Kenya crafts Sh377 billion ‘fairytale’ plan against lifestyle diseases

Kenya has crafted a KSh 377 billion (USD3.4b) five-year plan to fight increasing lifestyles diseases including cancers, diabetes and heart conditions.

The plan promises to make Kenyans shed weight, walk more, eat more fruits and vegetables, cut down on alcohol and tobacco and breathe cleaner air.

Targeted in the 2021 to 2025 plan are emerging new tobacco products such as nicotine pouches, flavoured, e-cigarettes and similar alternatives.

Others on the radar include a review of the alcohol control law to address new behaviour such as online and watershed advertising, increasing taste for strong spirits and flavoured alcohol.

The ministry says it will promote more physical activity, healthy diets, reduction of alcohol consumption, and cessation of tobacco.

To be promoted also is the reduction of stress and environmental and biological toxins and consumption of safer foods.

The ministry calls out on the farm chemical glyphosate, cement manufacturers and thermal power plants for their role in compromising public health.

The plan says vehicle emissions, cement manufacturing, thermal power plants, and waste burning are the biggest air polluters in Kenya only second to tobacco..

“Others of concern include toxic agrochemicals like glyphosate which has been associated with some cancers,” says the plan without specifics on what will be done.

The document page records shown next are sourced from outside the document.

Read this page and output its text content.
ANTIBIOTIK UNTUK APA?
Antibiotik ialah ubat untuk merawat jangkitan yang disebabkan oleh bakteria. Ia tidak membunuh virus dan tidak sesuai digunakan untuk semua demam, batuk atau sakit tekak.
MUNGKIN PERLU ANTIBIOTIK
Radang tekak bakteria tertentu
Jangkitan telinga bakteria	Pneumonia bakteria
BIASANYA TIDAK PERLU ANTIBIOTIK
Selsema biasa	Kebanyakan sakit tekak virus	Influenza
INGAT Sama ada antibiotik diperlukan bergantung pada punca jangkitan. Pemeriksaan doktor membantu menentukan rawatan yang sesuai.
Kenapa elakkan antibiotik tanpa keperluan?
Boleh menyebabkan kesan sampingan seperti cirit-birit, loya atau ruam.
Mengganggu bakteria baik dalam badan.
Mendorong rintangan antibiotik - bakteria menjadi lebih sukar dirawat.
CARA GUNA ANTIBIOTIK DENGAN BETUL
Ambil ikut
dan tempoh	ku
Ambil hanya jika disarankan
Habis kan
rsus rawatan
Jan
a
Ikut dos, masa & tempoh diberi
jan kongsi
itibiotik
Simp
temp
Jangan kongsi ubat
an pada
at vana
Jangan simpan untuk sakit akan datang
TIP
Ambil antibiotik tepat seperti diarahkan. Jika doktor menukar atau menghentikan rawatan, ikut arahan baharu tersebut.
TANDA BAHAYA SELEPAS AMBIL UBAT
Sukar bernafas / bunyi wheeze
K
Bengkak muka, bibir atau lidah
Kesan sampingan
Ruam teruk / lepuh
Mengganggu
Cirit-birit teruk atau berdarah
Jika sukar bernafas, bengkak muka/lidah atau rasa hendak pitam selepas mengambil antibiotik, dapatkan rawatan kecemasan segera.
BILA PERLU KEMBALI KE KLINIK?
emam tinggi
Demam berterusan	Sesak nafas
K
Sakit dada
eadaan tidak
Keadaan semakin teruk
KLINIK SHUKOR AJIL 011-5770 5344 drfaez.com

Targeted conditions, the Cabinet Secretary for Health Mutahi Kagwi says include cancers, cardiovascular diseases, chronic respiratory diseases, diabetes, mental health conditions and injuries.

The new plan succeeds an equally ambitious NCD Strategic Plan 2015-2020 which lapsed last year with little success to write about.

The new strategy indicates only 17.4 per cent of objectives in the lapsed plan were achieved due to many reasons including lack of finances.

The strategy is costed at KSh377 billion (USD3.4b) for the five years with only about KSh21 billion currently available hence a Sh356 billion or 94 per cent funding gap.

The available resources consist of 40 per cent from domestic and 60 per cent from external sources. The ministry hopes to fill the gap by lobbying the national and country governments, donors and the private sector.

If and when the funds are available, the bulk, 42 per cent will go into funding heart conditions and diabetes, 23 per cent to cancer and 18 per cent to injuries.

Epilepsy will get eight per cent, kidney disease about four per cent, with mental health getting the least at 0.2 per cent.